Le origini dell'arcidiaconato risalgono ai primi tre secoli dell'era cristiana. L'immediato predecessore dell'arcidiacono fu il diacono vescovile (Latino: archidiaconus episcopi). I compiti a lui assegnati erano l'amministrazione diocesana, la cura dei poveri, la supervisione della gestione delle proprietà ecclesiastiche da parte degli altri diaconi: per questo veniva considerato una sorta di economo e incaricato della sorveglianza del clero.

In questo periodo iniziale i compiti del diacono vescovile non erano ancora giuridicamente definiti, assegnati dal vescovo e per un tempo stabilito. A partire dal IV secolo la carica assunse progressivamente un carattere istituzionale e gli incarichi divennero specifici di tale carica. Nel periodo dal IV all'VIII secolo l'arcidiacono divenne il supervisore ufficiale del clero a lui subordinato, acquistando anche il controllo della loro disciplina e la possibilità di emettere provvedimenti disciplinari. Inoltre a lui spettava l'importante compito di esaminare i candidati al sacerdozio così come il diritto di effettuare visite pastorali, solitamente ai sacerdoti di campagna.

Col tempo divenne il consigliere principale del vescovo, con il mandato di preservare la purezza della fede e della disciplina e la gestione delle proprietà ecclesiastiche. In caso di negligenza del vescovo aveva persino il potere di occuparsi direttamente della salvaguardia degli interessi della Chiesa. Grazie a questa stretta collaborazione con il vescovo, divenne il suo rappresentante ufficiale in varie occasioni, come la visita agli ammalati e ai detenuti, l'educazione del clero, l'amministrazione. In taluni casi, era il candidato alla successione del vescovo.[1]

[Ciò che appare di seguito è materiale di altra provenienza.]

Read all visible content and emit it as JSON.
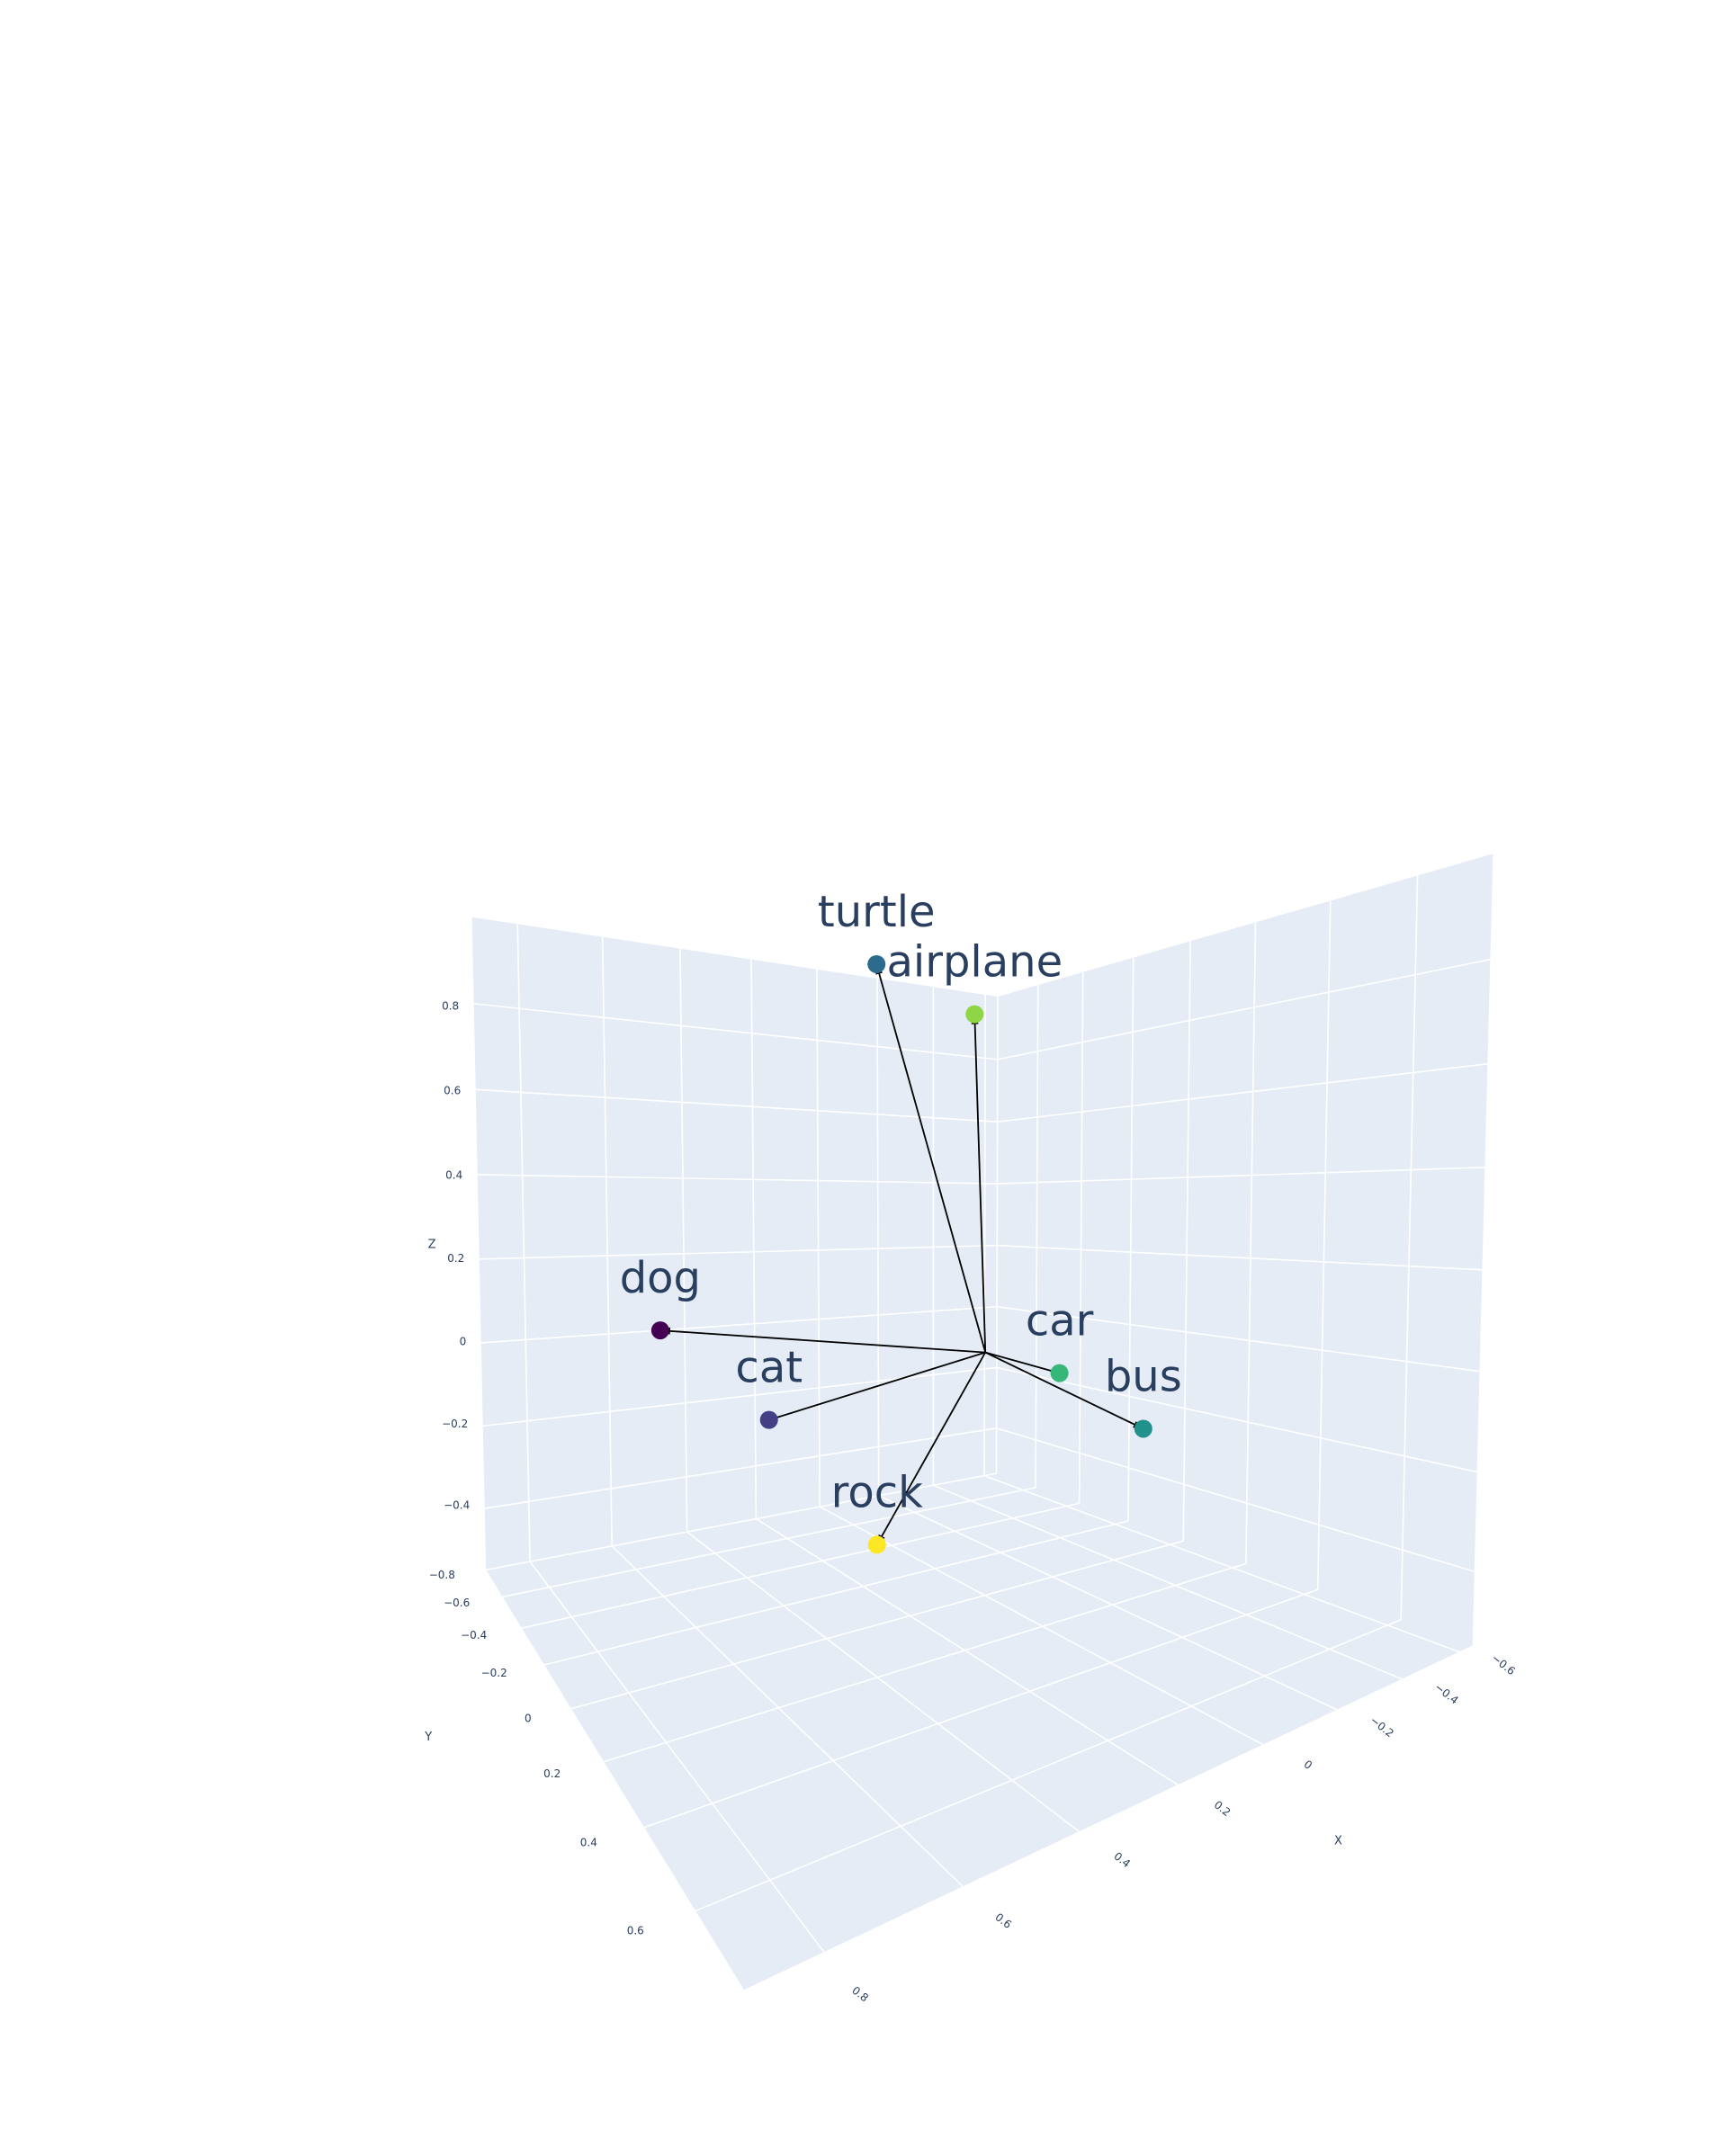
{
  "chart_data": {
    "type": "scatter",
    "dimensions": 3,
    "grid": true,
    "legend": "none",
    "background_color": "#e5ecf6",
    "gridline_color": "#ffffff",
    "vector_color": "#000000",
    "axes": {
      "x": {
        "title": "X",
        "range": [
          -0.65,
          0.9
        ],
        "ticks": [
          -0.6,
          -0.4,
          -0.2,
          0,
          0.2,
          0.4,
          0.6,
          0.8
        ],
        "tick_labels": [
          "−0.6",
          "−0.4",
          "−0.2",
          "0",
          "0.2",
          "0.4",
          "0.6",
          "0.8"
        ]
      },
      "y": {
        "title": "Y",
        "range": [
          -0.8,
          0.75
        ],
        "ticks": [
          -0.8,
          -0.6,
          -0.4,
          -0.2,
          0,
          0.2,
          0.4,
          0.6
        ],
        "tick_labels": [
          "−0.8",
          "−0.6",
          "−0.4",
          "−0.2",
          "0",
          "0.2",
          "0.4",
          "0.6"
        ]
      },
      "z": {
        "title": "Z",
        "range": [
          -0.55,
          1.0
        ],
        "ticks": [
          -0.4,
          -0.2,
          0,
          0.2,
          0.4,
          0.6,
          0.8
        ],
        "tick_labels": [
          "−0.4",
          "−0.2",
          "0",
          "0.2",
          "0.4",
          "0.6",
          "0.8"
        ]
      }
    },
    "origin": [
      0,
      0,
      0
    ],
    "points": [
      {
        "label": "turtle",
        "x": 0.1,
        "y": -0.3,
        "z": 0.9,
        "color": "#2c6b8e",
        "arrow": true
      },
      {
        "label": "airplane",
        "x": -0.3,
        "y": -0.45,
        "z": 0.85,
        "color": "#8ed645",
        "arrow": true
      },
      {
        "label": "dog",
        "x": 0.6,
        "y": -0.4,
        "z": 0.05,
        "color": "#440154",
        "arrow": true
      },
      {
        "label": "cat",
        "x": 0.5,
        "y": -0.05,
        "z": -0.1,
        "color": "#433e85",
        "arrow": false
      },
      {
        "label": "rock",
        "x": 0.4,
        "y": 0.2,
        "z": -0.3,
        "color": "#fde725",
        "arrow": true
      },
      {
        "label": "car",
        "x": -0.35,
        "y": -0.15,
        "z": -0.1,
        "color": "#35b779",
        "arrow": false
      },
      {
        "label": "bus",
        "x": -0.55,
        "y": -0.05,
        "z": -0.25,
        "color": "#21918c",
        "arrow": true
      }
    ]
  }
}
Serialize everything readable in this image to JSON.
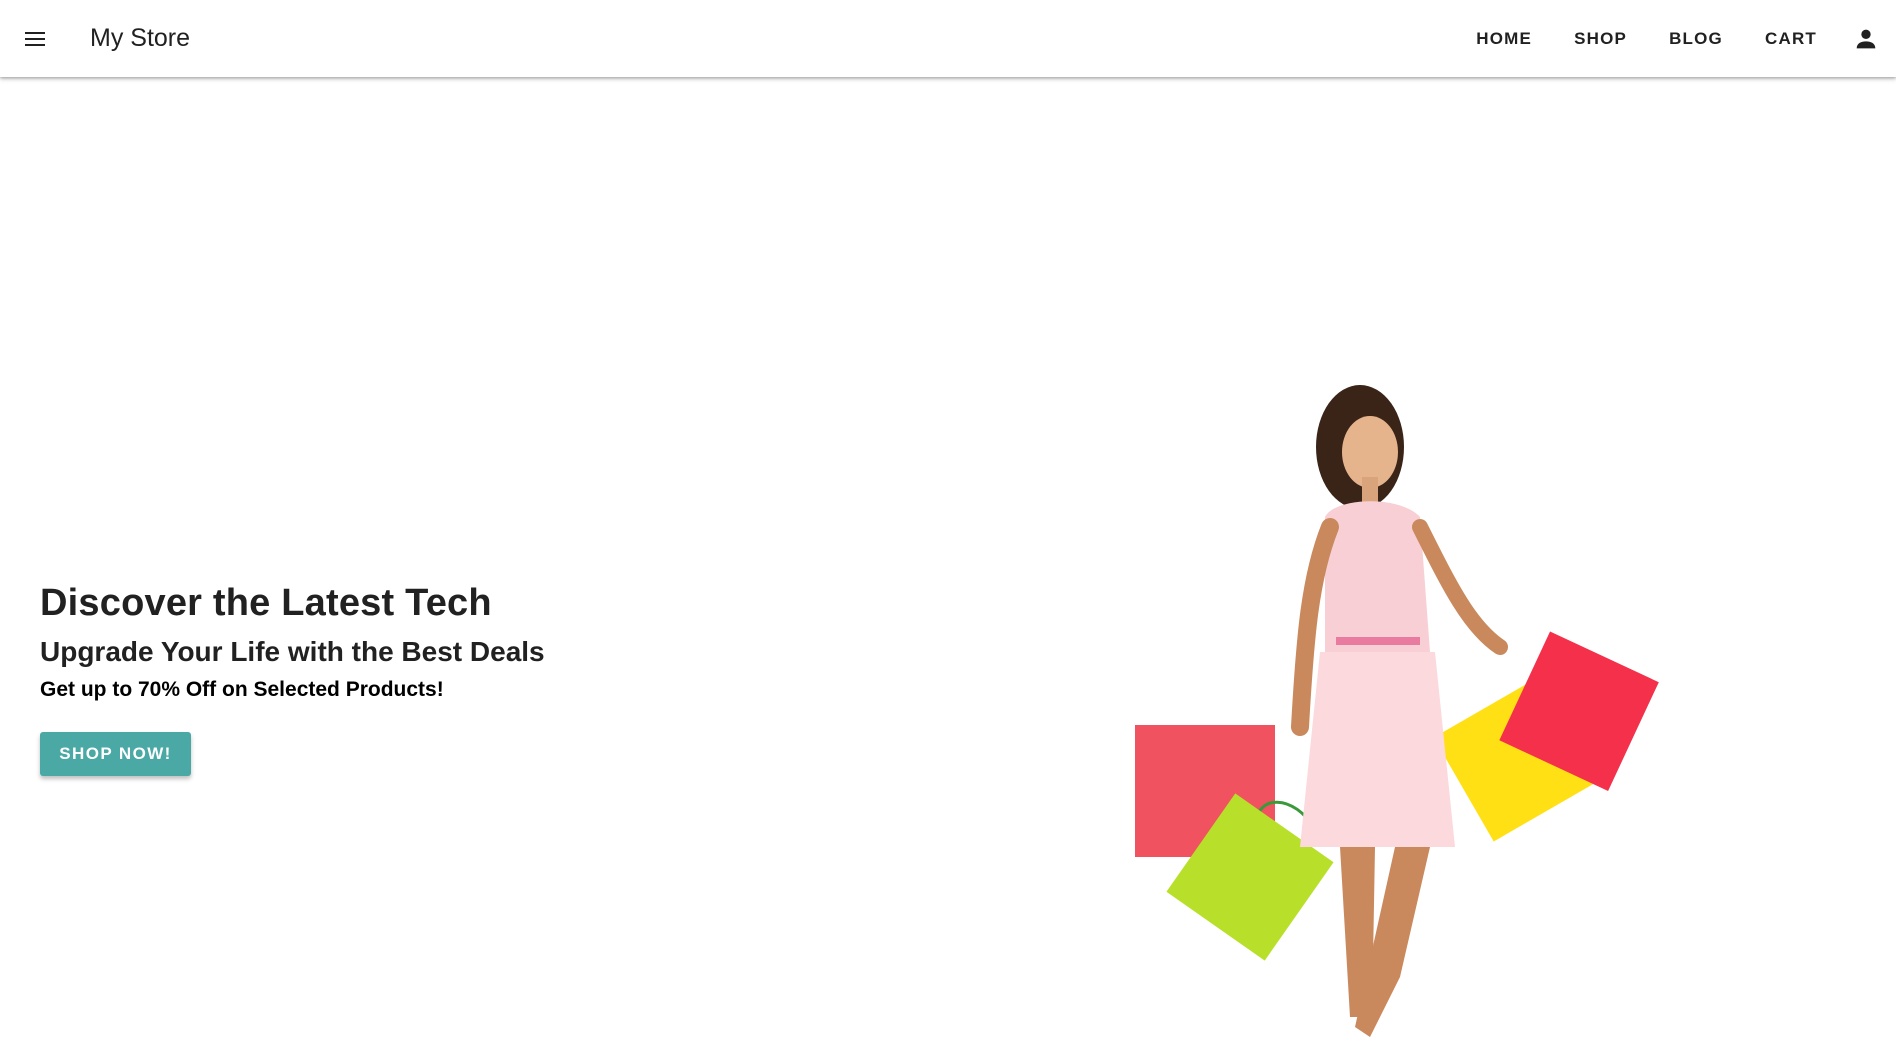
{
  "app_bar": {
    "title": "My Store",
    "menu_icon": "menu-icon",
    "nav": [
      "HOME",
      "SHOP",
      "BLOG",
      "CART"
    ],
    "account_icon": "account-icon"
  },
  "hero": {
    "heading": "Discover the Latest Tech",
    "subheading": "Upgrade Your Life with the Best Deals",
    "offer": "Get up to 70% Off on Selected Products!",
    "cta_label": "SHOP NOW!",
    "accent_color": "#4aa8a5",
    "image": "woman-with-shopping-bags"
  }
}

Nell'Europa orientale non ci fu un grande sviluppo di questa figura, ma ad occidente divenne, a partire dall'VIII secolo, ufficialmente e a tutti gli effetti l'organo di supervisione e di disciplina della diocesi. Venne assegnato a una giurisdizione indipendente (jurisdictio propria) e fino alla fine del XII secolo i suoi poteri vennero progressivamente rafforzati.

Nelle grandi diocesi, per la gran mole di attività, venivano nominati anche più arcidiaconi: il primo vescovo a istituire questa collaborazione fu Heddo di Strasburgo, che nel 774 divise la sua diocesi in sette arcidiaconie, dette in latino archidiaconati rurali. Il suo esempio venne presto seguito in tutte le aree cristiane dell'Europa occidentale, tranne in Italia, dove la maggior parte delle diocesi era troppo piccola per sentire la necessità di una divisione amministrativa. Il Patriarcato di Aquileia invece, che aveva giurisdizione ecclesiastica su un territorio molto vasto, fu diviso in arcidiaconati, dove ogni arcidiacono esercitava il controllo su un gruppo di pievi.

Da allora in poi l'arcidiacono magno (solitamente il preposto del capitolo), le cui mansioni riguardavano principalmente il clero della città, fu sostituito dagli arcidiaconi rurali, che avevano sostituito i decani.

Questi arcidiaconi generalmente erano sacerdoti, o canonici della cattedrale o preposti delle principali chiese nelle piccole cittadine (chiese collegiate). L'autorità degli arcidiaconi culminò nei secoli XI e XII, quando nelle loro diocesi esercitavano un potere di poco inferiore a quello del vescovo. Facevano visite durante le quali avevano il potere di tassare i bilanci del clero; potevano presiedere un tribunale di prima istanza e punire i sacerdoti colpevoli di una mancanza morale; avevano inoltre il diritto di reggere un sinodo.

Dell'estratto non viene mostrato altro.